The title sais it already:
Why is $L=\mathbb{Q}(\sqrt[1]{2})\cup\mathbb{Q}(\sqrt[2]{2})\cup\mathbb{Q}(\sqrt[3]{2})\cup\cdots$ a field?
The hint provided in my textbook is: $\mathbb{Q}(\sqrt[n]{2})\cup\mathbb{Q}(\sqrt[m]{2})\subset\mathbb{Q}(\sqrt[mn]{2})$, but this doesn't really get me anywhere. Actually, I have no idea what to do whatsoever. Could anyone clarify or give some hint please?
On
Suppose you take any two elements $x, y\in L.$ This means that there are some positive integers $m$ and $n$ such that $x\in \mathbb{Q}(\sqrt[m]{2})$ and $y\in \mathbb{Q}(\sqrt[n]{2})$.
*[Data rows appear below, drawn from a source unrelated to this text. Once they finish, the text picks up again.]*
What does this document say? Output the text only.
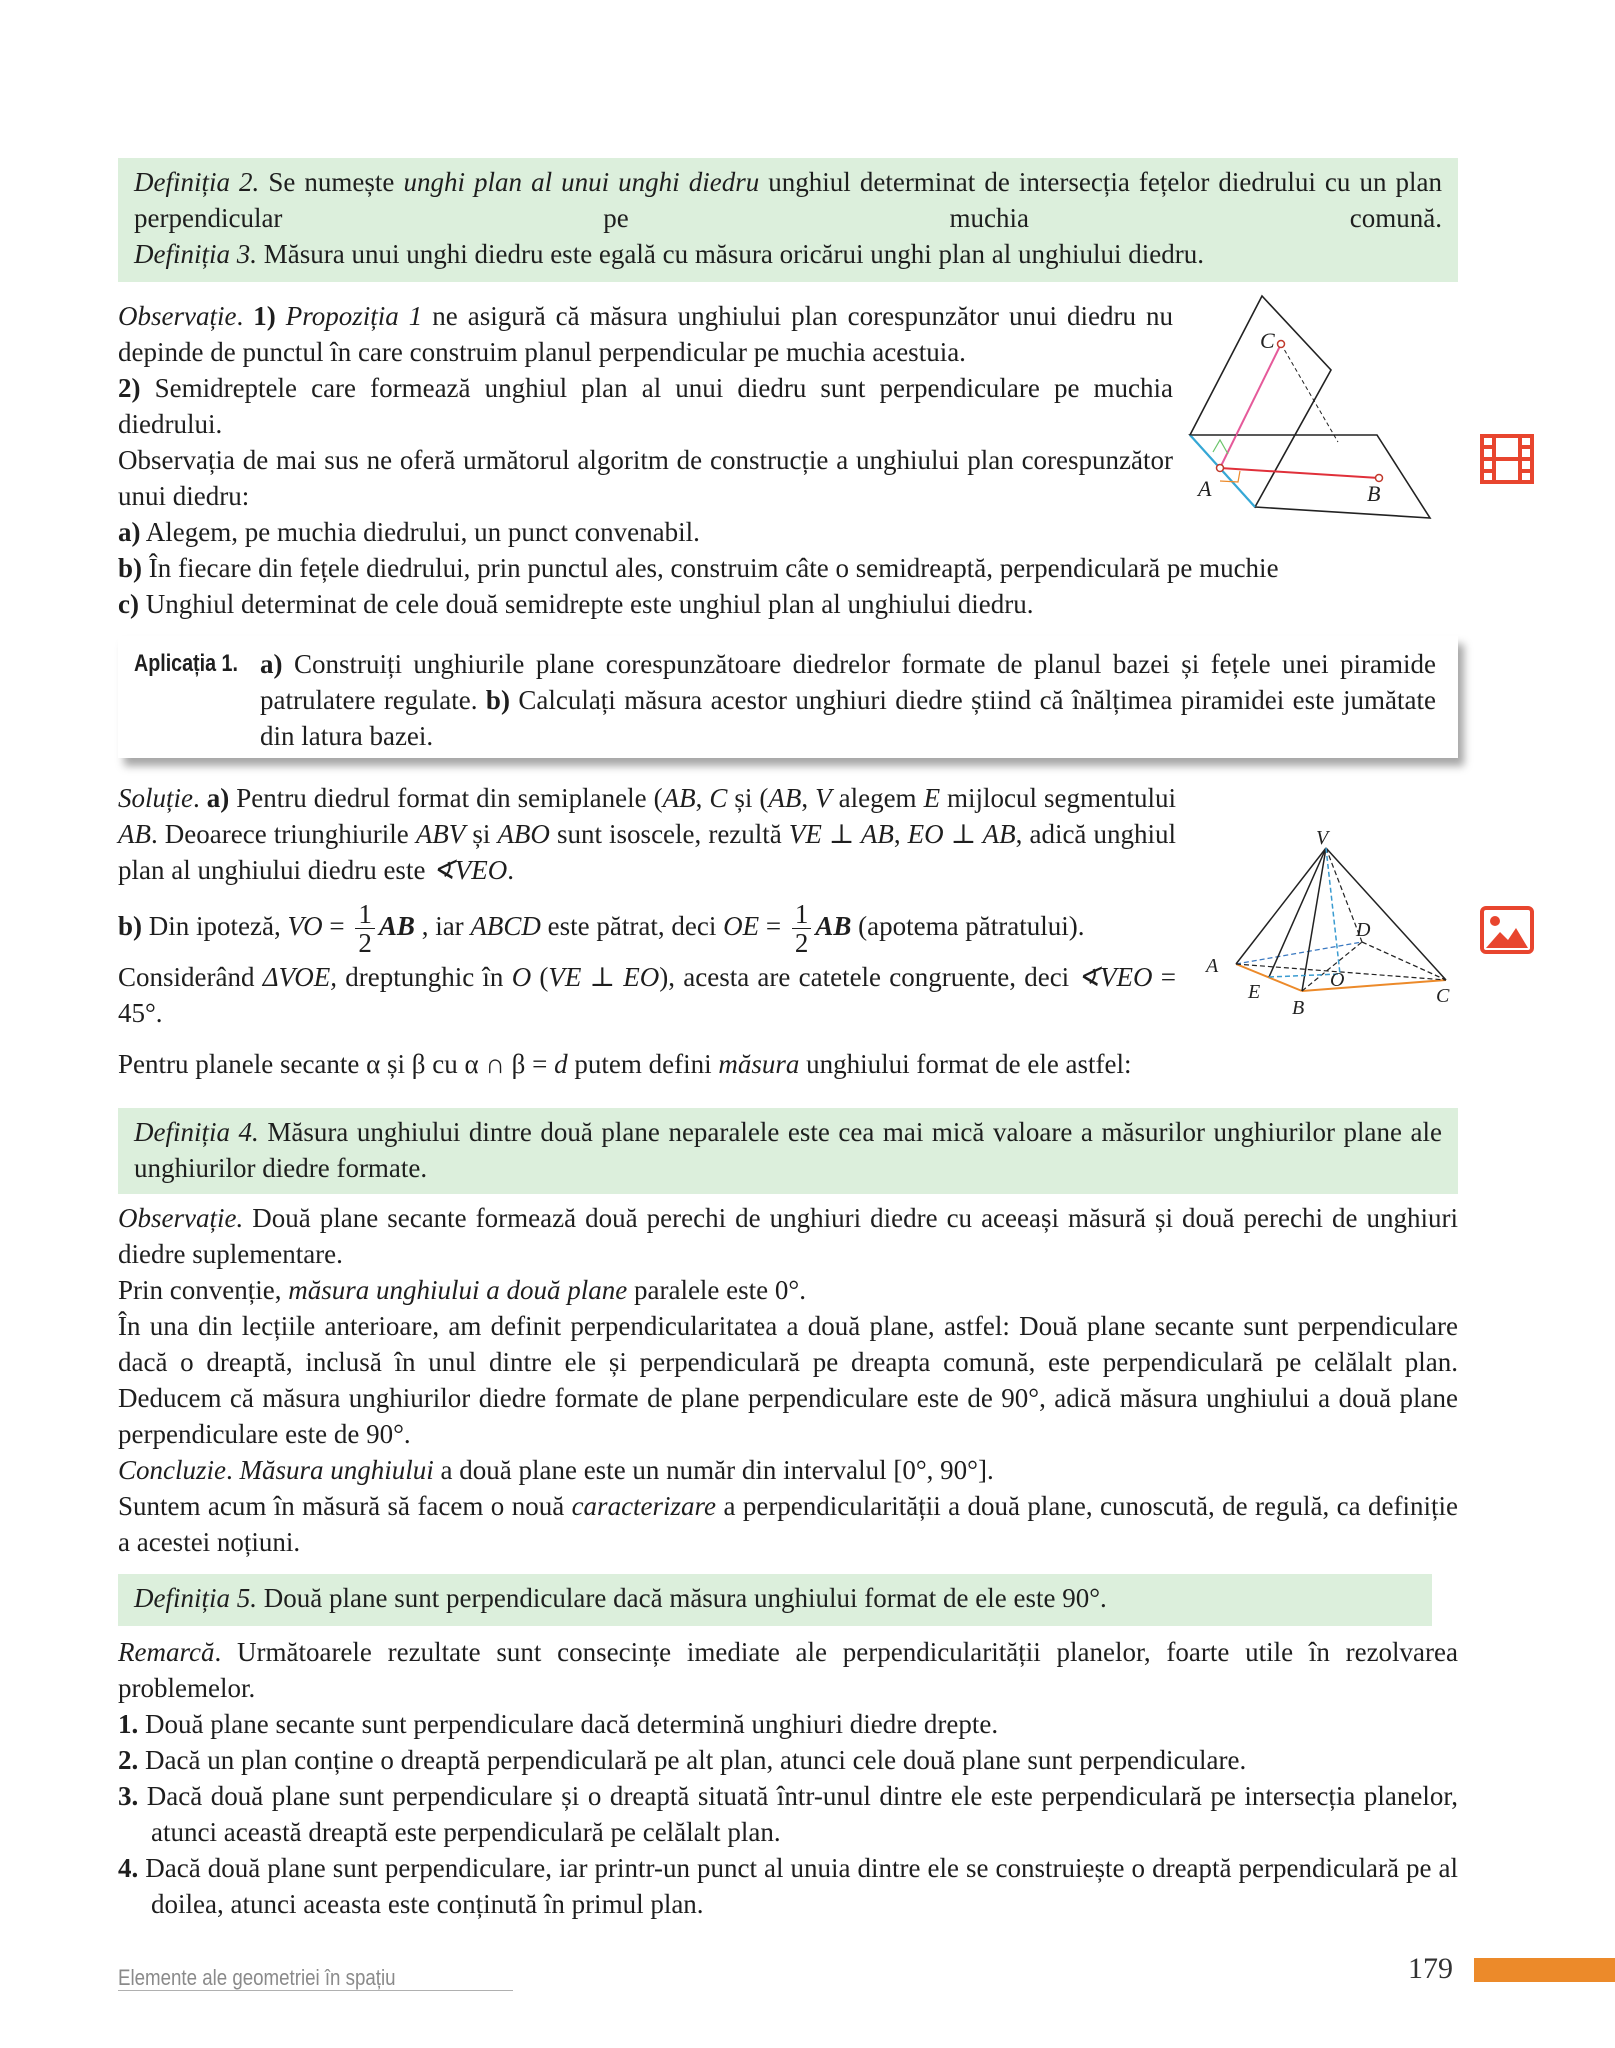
Definiția 2. Se numește unghi plan al unui unghi diedru unghiul determinat de intersecția fețelor diedrului cu un plan perpendicular pe muchia comună.

Definiția 3. Măsura unui unghi diedru este egală cu măsura oricărui unghi plan al unghiului diedru.

Observație. 1) Propoziția 1 ne asigură că măsura unghiului plan corespunzător unui diedru nu depinde de punctul în care construim planul perpendicular pe muchia acestuia.

2) Semidreptele care formează unghiul plan al unui diedru sunt perpendiculare pe muchia diedrului.

Observația de mai sus ne oferă următorul algoritm de construcție a unghiului plan corespunzător unui diedru:

a) Alegem, pe muchia diedrului, un punct convenabil.

b) În fiecare din fețele diedrului, prin punctul ales, construim câte o semidreaptă, perpendiculară pe muchie

c) Unghiul determinat de cele două semidrepte este unghiul plan al unghiului diedru.

C
A	B
Aplicația 1. a) Construiți unghiurile plane corespunzătoare diedrelor formate de planul bazei și fețele unei piramide patrulatere regulate. b) Calculați măsura acestor unghiuri diedre știind că înălțimea piramidei este jumătate din latura bazei.

Soluție. a) Pentru diedrul format din semiplanele (AB, C și (AB, V alegem E mijlocul segmentului AB. Deoarece triunghiurile ABV și ABO sunt isoscele, rezultă VE ⊥ AB, EO ⊥ AB, adică unghiul plan al unghiului diedru este ∢VEO.

b) Din ipoteză, VO = $\frac{1}{2}$ AB , iar ABCD este pătrat, deci OE = $\frac{1}{2}$ AB (apotema pătratului).

Considerând ΔVOE, dreptunghic în O (VE ⊥ EO), acesta are catetele congruente, deci ∢VEO = 45°.

Pentru planele secante α și β cu α ∩ β = d putem defini măsura unghiului format de ele astfel:

V
D
A
E
O
B
C

Definiția 4. Măsura unghiului dintre două plane neparalele este cea mai mică valoare a măsurilor unghiurilor plane ale unghiurilor diedre formate.

Observație. Două plane secante formează două perechi de unghiuri diedre cu aceeași măsură și două perechi de unghiuri diedre suplementare.

Prin convenție, măsura unghiului a două plane paralele este 0°.

În una din lecțiile anterioare, am definit perpendicularitatea a două plane, astfel: Două plane secante sunt perpendiculare dacă o dreaptă, inclusă în unul dintre ele și perpendiculară pe dreapta comună, este perpendiculară pe celălalt plan. Deducem că măsura unghiurilor diedre formate de plane perpendiculare este de 90°, adică măsura unghiului a două plane perpendiculare este de 90°.

Concluzie. Măsura unghiului a două plane este un număr din intervalul [0°, 90°].

Suntem acum în măsură să facem o nouă caracterizare a perpendicularității a două plane, cunoscută, de regulă, ca definiție a acestei noțiuni.

Definiția 5. Două plane sunt perpendiculare dacă măsura unghiului format de ele este 90°.

Remarcă. Următoarele rezultate sunt consecințe imediate ale perpendicularității planelor, foarte utile în rezolvarea problemelor.

1. Două plane secante sunt perpendiculare dacă determină unghiuri diedre drepte.

2. Dacă un plan conține o dreaptă perpendiculară pe alt plan, atunci cele două plane sunt perpendiculare.

3. Dacă două plane sunt perpendiculare și o dreaptă situată într-unul dintre ele este perpendiculară pe intersecția planelor, atunci această dreaptă este perpendiculară pe celălalt plan.

4. Dacă două plane sunt perpendiculare, iar printr-un punct al unuia dintre ele se construiește o dreaptă perpendiculară pe al doilea, atunci aceasta este conținută în primul plan.

Elemente ale geometriei în spațiu	179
From the hint in your textbook (that you wrote in your question), this implies that $x,y\in \mathbb{Q}(\sqrt[mn]{2}).$
Now, your end goal is to show that $x+y$ and $xy$ are both elements of $L$ as well (and that $L$ is closed under inverses for nonzero elements).
Is there any information about $\mathbb{Q}(\sqrt[mn]{2})$ that you can use which might help here (since $x$ and $y$ are elements of this set)?
The smallest field containing $K(a^{1/n})$ and $K(a^{1/m})$ is $K(a^{1/n},a^{1/m}) = K(a^{1/lcm(n,m)})$